Let $(E, \tau)$ be a topological space. We say a measure $\mu$ on the Borel $\sigma$-algebra $\mathcal B$ is:
- locally finite if for all $x \in E$, there is an open $U \ni x$ for which $\mu(U) < \infty$;
- a Borel measure if $\mu(K) < \infty$ for every compact $K \subset E$.
Clearly locally finite measures are Borel. And if $E$ is also locally compact (i.e., every $x \in E$ has a neighborhood $U \ni x$ for which $\overline U$ is compact), then clearly all Borel measures are locally finite.
Question 1: Is there a condition more general than local compactness under which Borel measures are not locally finite?
I'm particularly interested in $\sigma$-compact spaces, i.e., topological spaces that are countable unions of compact sets.
Question 2: Is a Borel measure on a $\sigma$-compact space locally finite?
I've asked this question before here, and a counterexample to Question 2 is proposed, but the counterexample actually doesn't work (see comments in that answer).
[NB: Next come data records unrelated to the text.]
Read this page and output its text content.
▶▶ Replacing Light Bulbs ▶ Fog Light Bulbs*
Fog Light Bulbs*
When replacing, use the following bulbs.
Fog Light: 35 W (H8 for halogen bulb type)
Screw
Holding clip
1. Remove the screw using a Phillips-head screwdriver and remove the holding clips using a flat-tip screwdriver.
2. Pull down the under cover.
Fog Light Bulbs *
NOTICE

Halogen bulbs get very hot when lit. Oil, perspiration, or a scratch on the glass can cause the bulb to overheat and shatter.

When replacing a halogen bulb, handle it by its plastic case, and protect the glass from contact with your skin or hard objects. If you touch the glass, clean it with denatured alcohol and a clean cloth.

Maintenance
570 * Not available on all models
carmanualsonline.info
Is anyone aware of a proof/counterexample to Question 2, or an answer to Question 1?
EDIT: I'll also accept a reference to an answer to either of these questions.
Best Answer
I'll try a second time at a counter example.
Consider the Smirnov deleted sequence topology. It is $\mathbb{R}$ with open sets of the form $U\setminus B$, where $U$ is open in the standard topology and $B\subseteq \{ \frac{1}{n}: n\in \mathbb{N} \}$.
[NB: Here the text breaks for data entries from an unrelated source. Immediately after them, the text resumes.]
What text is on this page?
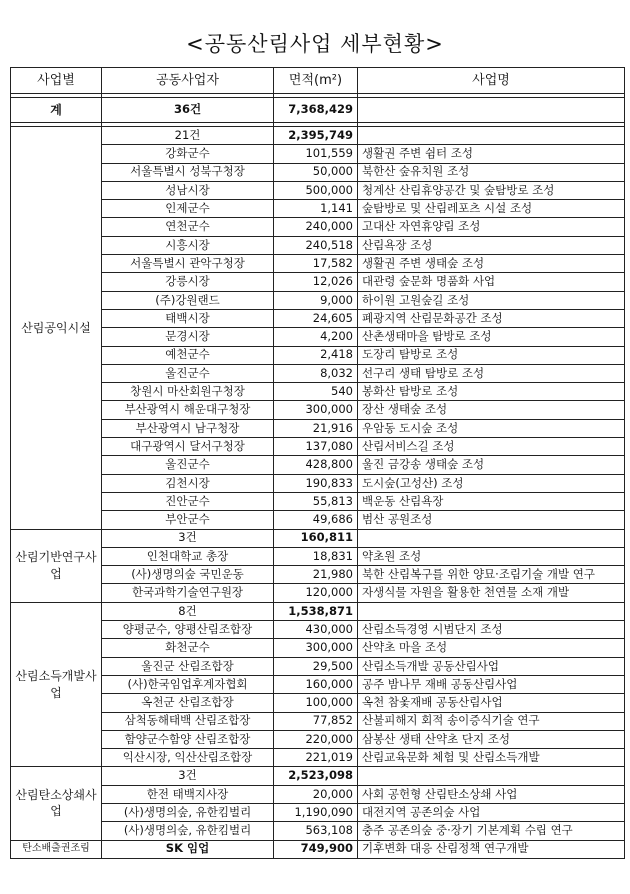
<공동산림사업 세부현황>
사업별	공동사업자	면적(m²)	사업명

계	36건	7,368,429	

산림공익시설	21건	2,395,749	
	강화군수	101,559	생활권 주변 쉼터 조성
	서울특별시 성북구청장	50,000	북한산 숲유치원 조성
	성남시장	500,000	청계산 산림휴양공간 및 숲탐방로 조성
	인제군수	1,141	숲탐방로 및 산림레포츠 시설 조성
	연천군수	240,000	고대산 자연휴양림 조성
	시흥시장	240,518	산림욕장 조성
	서울특별시 관악구청장	17,582	생활권 주변 생태숲 조성
	강릉시장	12,026	대관령 숲문화 명품화 사업
	(주)강원랜드	9,000	하이원 고원숲길 조성
	태백시장	24,605	폐광지역 산림문화공간 조성
	문경시장	4,200	산촌생태마을 탐방로 조성
	예천군수	2,418	도장리 탐방로 조성
	울진군수	8,032	선구리 생태 탐방로 조성
	창원시 마산회원구청장	540	봉화산 탐방로 조성
	부산광역시 해운대구청장	300,000	장산 생태숲 조성
	부산광역시 남구청장	21,916	우암동 도시숲 조성
	대구광역시 달서구청장	137,080	산림서비스길 조성
	울진군수	428,800	울진 금강송 생태숲 조성
	김천시장	190,833	도시숲(고성산) 조성
	진안군수	55,813	백운동 산림욕장
	부안군수	49,686	범산 공원조성
산림기반연구사업	3건	160,811	
	인천대학교 총장	18,831	약초원 조성
	(사)생명의숲 국민운동	21,980	북한 산림복구를 위한 양묘·조림기술 개발 연구
	한국과학기술연구원장	120,000	자생식물 자원을 활용한 천연물 소재 개발
산림소득개발사업	8건	1,538,871	
	양평군수, 양평산림조합장	430,000	산림소득경영 시범단지 조성
	화천군수	300,000	산약초 마을 조성
	울진군 산림조합장	29,500	산림소득개발 공동산림사업
	(사)한국임업후계자협회	160,000	공주 밤나무 재배 공동산림사업
	옥천군 산림조합장	100,000	옥천 참옻재배 공동산림사업
	삼척동해태백 산림조합장	77,852	산불피해지 회적 송이증식기술 연구
	함양군수함양 산림조합장	220,000	삼봉산 생태 산약초 단지 조성
	익산시장, 익산산림조합장	221,019	산림교육문화 체험 및 산림소득개발
산림탄소상쇄사업	3건	2,523,098	
	한전 태백지사장	20,000	사회 공헌형 산림탄소상쇄 사업
	(사)생명의숲, 유한킴벌리	1,190,090	대전지역 공존의숲 사업
	(사)생명의숲, 유한킴벌리	563,108	충주 공존의숲 중·장기 기본계획 수립 연구
탄소배출권조림	SK 임업	749,900	기후변화 대응 산림정책 연구개발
This space is $\sigma$-compact but not locally compact with $0$ being a point with no compact neighborhood. Consider the measure $\mu= \sum_{n=1}^\infty \delta_{ A_n }$, where the summands are Dirac measures on $A_n:= \big( \frac{1}{n+1},\frac{1}{n} \big)$.
For any set $B\subseteq \mathbb{R}$, satisfying $B\cap (0,\epsilon)=\emptyset$ for some $\epsilon>0$, you have that $\mu(B)<\infty$.
Since any neighborhood of $0$ should intersect infinitely many $A_n$, we get that $\mu(U)=\infty$ if $0\in U$ and $U$ is open. Any compact set containing must intersect the $A_n$ finitely many times, and so has to have finite measure.